Une obligation légale de dépôt des comptes annuels au greffe du tribunal de commerce.
En vue d’apprécier cette décision, rappelons que le dépôt des comptes annuels au greffe du tribunal de commerce est une obligation légale pour la plupart des sociétés exerçant une activité commerciale, obligation à laquelle n’échappent pas les Sociétés par action simplifiée.
L’article L232-23 du Code de commerce oblige les sociétés commerciales à organiser chaque année une assemblée générale réunissant tous les associés, dans le but de procéder à l’approbation des comptes et à l’affectation du résultat de l’exercice.
Dans le cas d’une SASU, qui est une société à associé unique, le président n’a pas besoin de se prononcer sur l’approbation des comptes annuels et l’affectation du résultat de la SASU, puisque c’est lui qui s’est occupé de la gestion de la société.
Il n’a donc pas à donner son accord sur sa propre action. Le simple dépôt des comptes auprès du greffe vaut approbation des comptes de la SASU.
L’entreprise qui ne procède pas au dépôt de ses comptes reçoit généralement une relance dans les mois qui suivent la date à laquelle elle aurait dû réaliser le dépôt.
Le président du tribunal de commerce peut également adresser une injonction de déposer les comptes aux dirigeants sociaux.
Le défaut de dépôt des comptes est punissable d’une amende de 1 500 euros pouvant être portée à 3 000 euros en cas de récidive.
Lorsque la société ne dépose pas ses comptes, tout intéressé ou le ministère public peut demander au président du tribunal de commerce d’enjoindre sous astreinte aux dirigeants sociaux de procéder au dépôt de ces documents, ce qui fut le cas en l’espèce, ou de désigner un mandataire chargé d’effectuer ce dépôt.
Une atteinte disproportionnée au droit à la protection des données à caractère personnel ?
Le président, et unique associé de la SAS, faisait grief aux ordonnances précitées de l’avoir soumis à l’obligation de déposer ses comptes au greffe du tribunal de commerce, ayant ainsi pour conséquence la divulgation aux tiers, sans y avoir consenti, des informations d’ordre patrimonial de nature, selon lui, à causer une atteinte disproportionnée au droit à la protection de ses données à caractère personnel.
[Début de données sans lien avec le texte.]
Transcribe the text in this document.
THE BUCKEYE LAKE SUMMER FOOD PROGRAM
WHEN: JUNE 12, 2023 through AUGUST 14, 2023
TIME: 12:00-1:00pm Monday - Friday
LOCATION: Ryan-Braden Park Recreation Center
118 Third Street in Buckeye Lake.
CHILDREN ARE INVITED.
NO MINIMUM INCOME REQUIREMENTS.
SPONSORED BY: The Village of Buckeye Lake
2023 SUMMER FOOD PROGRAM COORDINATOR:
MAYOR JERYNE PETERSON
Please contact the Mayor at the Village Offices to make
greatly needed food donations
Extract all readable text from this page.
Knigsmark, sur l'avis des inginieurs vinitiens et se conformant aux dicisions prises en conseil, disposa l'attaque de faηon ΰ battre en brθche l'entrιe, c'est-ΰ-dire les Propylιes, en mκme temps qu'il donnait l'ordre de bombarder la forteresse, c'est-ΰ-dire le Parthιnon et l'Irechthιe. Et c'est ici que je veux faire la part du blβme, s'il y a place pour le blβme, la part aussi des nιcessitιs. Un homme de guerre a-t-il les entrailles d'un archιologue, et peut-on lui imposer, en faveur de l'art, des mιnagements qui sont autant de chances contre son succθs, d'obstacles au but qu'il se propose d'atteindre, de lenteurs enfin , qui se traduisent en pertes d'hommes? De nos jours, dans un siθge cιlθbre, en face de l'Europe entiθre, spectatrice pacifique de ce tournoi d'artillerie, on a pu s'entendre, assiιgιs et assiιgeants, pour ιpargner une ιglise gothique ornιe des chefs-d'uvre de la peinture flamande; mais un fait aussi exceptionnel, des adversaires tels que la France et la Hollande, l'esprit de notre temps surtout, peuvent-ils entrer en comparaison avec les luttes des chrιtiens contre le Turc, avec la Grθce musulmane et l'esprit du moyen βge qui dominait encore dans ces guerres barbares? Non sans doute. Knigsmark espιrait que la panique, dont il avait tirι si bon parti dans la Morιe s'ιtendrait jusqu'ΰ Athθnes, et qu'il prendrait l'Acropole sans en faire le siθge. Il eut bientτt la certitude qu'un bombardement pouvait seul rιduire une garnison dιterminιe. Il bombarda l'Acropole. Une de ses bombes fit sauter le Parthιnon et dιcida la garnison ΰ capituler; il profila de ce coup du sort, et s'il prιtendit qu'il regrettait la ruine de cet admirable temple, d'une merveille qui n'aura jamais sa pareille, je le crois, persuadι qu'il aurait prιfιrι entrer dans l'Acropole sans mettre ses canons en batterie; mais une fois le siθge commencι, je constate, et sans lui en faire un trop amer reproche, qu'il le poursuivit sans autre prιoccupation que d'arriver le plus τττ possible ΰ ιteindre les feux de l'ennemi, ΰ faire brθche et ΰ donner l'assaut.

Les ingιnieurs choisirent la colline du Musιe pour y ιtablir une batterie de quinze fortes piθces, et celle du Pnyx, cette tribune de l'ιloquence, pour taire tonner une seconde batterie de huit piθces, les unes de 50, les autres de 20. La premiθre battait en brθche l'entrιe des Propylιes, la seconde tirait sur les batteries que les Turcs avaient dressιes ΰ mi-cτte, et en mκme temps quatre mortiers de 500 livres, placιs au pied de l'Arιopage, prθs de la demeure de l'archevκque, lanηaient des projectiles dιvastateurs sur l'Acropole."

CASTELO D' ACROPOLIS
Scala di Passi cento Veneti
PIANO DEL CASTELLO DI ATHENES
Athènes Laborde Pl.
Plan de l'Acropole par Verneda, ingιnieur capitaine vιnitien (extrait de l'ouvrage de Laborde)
Il fondait ses prétentions au visa des articles 9 du Code civil, 8 de la Convention européenne des droits de l’homme, 8 de la Charte des droits fondamentaux de l’Union européenne, 16 du Traité sur le fonctionnement de l’Union européenne et le règlement (UE) 2016/679 du Parlement européen et du Conseil relatif à la protection des personnes physiques à l’égard du traitement des données à caractère personnel et à la libre circulation des données du 27 avril 2016.
La Cour de cassation a rendu un arrêt des plus limpides.
L’atteinte portée au droit à la protection des données à caractère personnel est proportionnée au but légitime de détection et de prévention des difficultés des entreprises.
La haute Juridiction a jugé que s’il résulte de la jurisprudence de la Cour européenne des droits de l’homme [1] que les données portant sur le patrimoine d’une personne physique relèvent de sa vie privée, les comptes annuels d’une société par actions simplifiée unipersonnelle ne constituent qu’un des éléments nécessaires à la détermination de la valeur des actions que possède son associé unique, dont le patrimoine, distinct de celui de la société, n’est qu’indirectement et partiellement révélé.
Elle estime, ainsi, que l’atteinte portée au droit à la protection des données à caractère personnel de cet associé pour la publication de ces comptes est proportionnée au but légitime de détection et de prévention des difficultés des entreprises, poursuivi par les dispositions de l’article L611-2, II, du Code de commerce [2].